Turkish Lira, bonds hit by security concerns

Turkish Lira, bonds hit by security concerns


The heightened tension between Ankara and Moscow over Syria pushed Turkish bond yields to four-and-half-month highs and hit the Turkish currency, despite a general positive outlook among emerging markets. 

Turkey’s lira dropped the most since the beginning of January and slid to a three-week low of 2.98 per dollar on Feb. 16, although it has rebounded later on Feb. 17 to 2.96. 

“The lira has come under a bit of pressure but it hasn’t done too badly,” said William Jackson, senior emerging markets economist at Capital Economics, as quoted by Reuters on Feb. 17. “There’s a concern that if tensions were to escalate significantly between Russia and Turkey we could see a sharper sell off,” he added. 

The yield on Turkey’s sovereign dollar bonds, however, rose 10 basis points (bps) to 351 bps on Feb. 17, the highest since September 2015, over fears the country is being dragged deeper into the war in neighboring Syria.

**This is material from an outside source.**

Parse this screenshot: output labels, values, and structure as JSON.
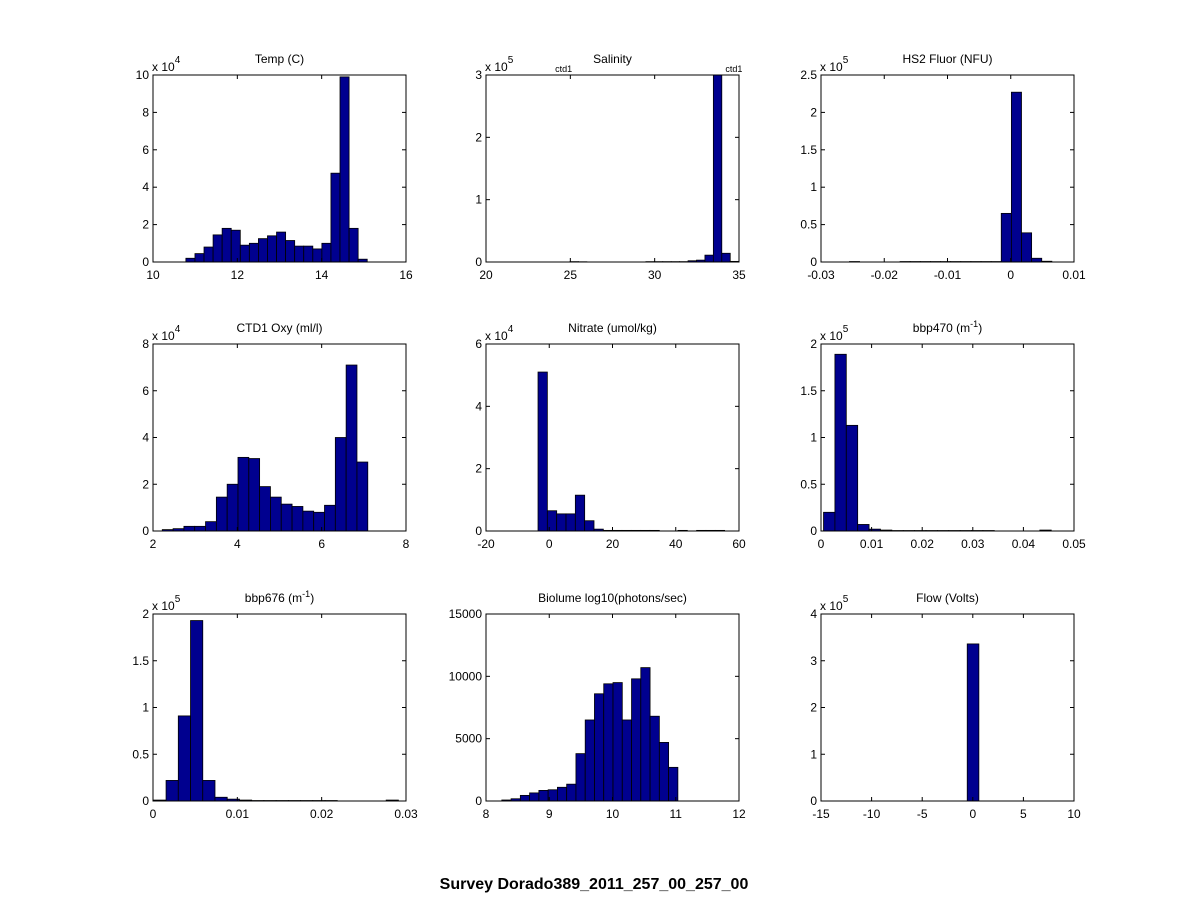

Turkey has been shelling People’s Protection Units (YPG) targets in the northern Syrian town of Azez since Feb. 13, after the group seized the Menagh air base north of Aleppo. Turkey regards the YPG as a terrorist organization, as it sees it as an extension of the outlawed Kurdistan Workers’ Party (PKK), with which Turkey has been in armed clashes since the mid-1980s.